Crete was under the control of Venice, the commerce- and conquest-oriented Italian city-state, for more than 400 years starting around 1200 AD.  Through Venetian influence, the entire island but particularly its main port moved past the Middle Ages and into the Renaissance.  The Lions Fountain, which dates to a point late in the Venetian regime, is formally known as the Morosini Fountain to honor the city commander who headed a drive to bring water from a nearby spring into the heart of the city.

It’s a beautiful example of Venetian civic architecture and sculpture of that period:  powerful, stately and every bit an expression of strength and confidence radiated by one of the great powers of Mediterranean trade and politics for the best part of 800 years.   

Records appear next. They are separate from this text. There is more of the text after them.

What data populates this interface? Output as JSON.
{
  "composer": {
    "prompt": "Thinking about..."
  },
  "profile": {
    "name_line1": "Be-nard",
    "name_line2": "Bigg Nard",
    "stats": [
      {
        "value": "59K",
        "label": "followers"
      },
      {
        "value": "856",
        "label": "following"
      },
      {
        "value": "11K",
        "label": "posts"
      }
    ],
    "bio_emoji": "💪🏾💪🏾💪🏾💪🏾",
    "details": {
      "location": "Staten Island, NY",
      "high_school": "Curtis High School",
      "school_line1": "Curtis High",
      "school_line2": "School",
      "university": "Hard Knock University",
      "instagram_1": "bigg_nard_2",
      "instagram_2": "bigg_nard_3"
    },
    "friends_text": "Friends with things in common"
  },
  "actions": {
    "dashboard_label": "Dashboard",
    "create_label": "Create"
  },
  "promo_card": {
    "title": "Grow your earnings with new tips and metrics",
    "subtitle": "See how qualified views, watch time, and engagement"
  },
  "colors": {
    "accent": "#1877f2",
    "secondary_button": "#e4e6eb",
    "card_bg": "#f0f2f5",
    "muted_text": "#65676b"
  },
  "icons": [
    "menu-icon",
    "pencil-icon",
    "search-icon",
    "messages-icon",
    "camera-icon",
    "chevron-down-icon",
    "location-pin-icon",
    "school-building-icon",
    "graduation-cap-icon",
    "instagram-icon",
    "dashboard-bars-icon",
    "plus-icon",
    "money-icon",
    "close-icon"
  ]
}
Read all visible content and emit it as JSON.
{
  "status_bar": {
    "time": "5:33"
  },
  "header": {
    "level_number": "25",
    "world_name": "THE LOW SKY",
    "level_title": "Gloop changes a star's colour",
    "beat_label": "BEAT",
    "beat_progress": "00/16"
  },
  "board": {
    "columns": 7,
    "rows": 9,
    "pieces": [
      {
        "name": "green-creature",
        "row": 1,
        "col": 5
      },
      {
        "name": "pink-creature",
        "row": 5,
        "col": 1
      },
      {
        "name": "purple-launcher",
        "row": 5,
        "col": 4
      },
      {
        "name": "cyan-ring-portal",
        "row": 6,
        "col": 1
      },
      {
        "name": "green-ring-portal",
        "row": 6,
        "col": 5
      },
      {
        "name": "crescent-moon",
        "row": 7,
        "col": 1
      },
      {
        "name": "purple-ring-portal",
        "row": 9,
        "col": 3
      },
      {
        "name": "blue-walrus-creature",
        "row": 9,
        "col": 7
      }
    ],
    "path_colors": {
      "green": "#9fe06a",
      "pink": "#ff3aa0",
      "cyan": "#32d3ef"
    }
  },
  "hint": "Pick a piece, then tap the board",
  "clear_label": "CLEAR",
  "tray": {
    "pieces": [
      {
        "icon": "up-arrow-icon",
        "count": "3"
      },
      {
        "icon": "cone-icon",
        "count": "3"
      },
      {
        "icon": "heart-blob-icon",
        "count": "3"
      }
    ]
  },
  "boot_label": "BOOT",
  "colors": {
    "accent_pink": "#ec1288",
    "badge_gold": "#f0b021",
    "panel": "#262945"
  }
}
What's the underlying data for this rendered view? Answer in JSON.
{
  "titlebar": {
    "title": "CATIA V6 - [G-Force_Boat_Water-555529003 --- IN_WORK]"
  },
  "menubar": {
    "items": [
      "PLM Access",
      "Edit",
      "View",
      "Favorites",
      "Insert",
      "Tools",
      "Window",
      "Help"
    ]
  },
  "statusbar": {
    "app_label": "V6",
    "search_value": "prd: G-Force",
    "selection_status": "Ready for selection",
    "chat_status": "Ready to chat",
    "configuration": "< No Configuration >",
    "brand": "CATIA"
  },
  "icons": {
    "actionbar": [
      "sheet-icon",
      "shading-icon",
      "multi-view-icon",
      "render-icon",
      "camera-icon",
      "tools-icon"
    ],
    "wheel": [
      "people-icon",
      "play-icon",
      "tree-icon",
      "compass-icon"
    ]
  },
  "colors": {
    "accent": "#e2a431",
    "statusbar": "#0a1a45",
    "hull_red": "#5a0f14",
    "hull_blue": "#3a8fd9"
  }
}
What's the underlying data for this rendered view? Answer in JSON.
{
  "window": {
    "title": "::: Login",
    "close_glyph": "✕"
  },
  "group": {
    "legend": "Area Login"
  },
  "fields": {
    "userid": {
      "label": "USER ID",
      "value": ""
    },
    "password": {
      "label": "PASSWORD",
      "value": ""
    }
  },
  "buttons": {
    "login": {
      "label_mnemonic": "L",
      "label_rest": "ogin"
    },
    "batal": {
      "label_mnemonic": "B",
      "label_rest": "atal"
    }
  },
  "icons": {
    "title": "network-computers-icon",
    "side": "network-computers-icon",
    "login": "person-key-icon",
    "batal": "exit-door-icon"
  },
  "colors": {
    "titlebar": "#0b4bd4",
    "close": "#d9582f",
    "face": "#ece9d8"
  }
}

But Heraklion’s history stretches back quite a bit farther:  It was the principle city of the Minoan civilization, which thrived on Crete from 2700 to 1420 BC, and the city is dotted with inklings of that era – a stirring place to visit in more ways than one.  These traces are essentially prehistoric, but it is thought that the Minoans and their culture were destroyed when a great volcano erupted at nearby Thera (now known as Santorini, another incredible place to visit).

But back to the fountain:  It was sculpted in the early 17th Century by Venetian craftsmen and is among the finest examples of art from that period that survives on the island.   I saw it on several occasions during my stay:  I received letters through the American Express office in Heraklion and made the eight-hour excursion twice in hopes my correspondence would catch up with me there.  (It did, thank goodness.)

Heraklion and Myrtos were sleepier places 40 years ago, but I understand that the fountain has recently been restored to a level of performance that far exceeds what I saw in 1978 and that the square itself is a happening place – right in line with its historic role as the city’s largest open gathering space.

I’d love to go back to Crete, although this time I think I’d stick to Heraklion:  I have unpleasant memories of the bus trip and some harrowing hairpin turns in the island’s high mountain passes.  But maybe they’ve widened the road by now, and perhaps even added a few well-placed guard rails?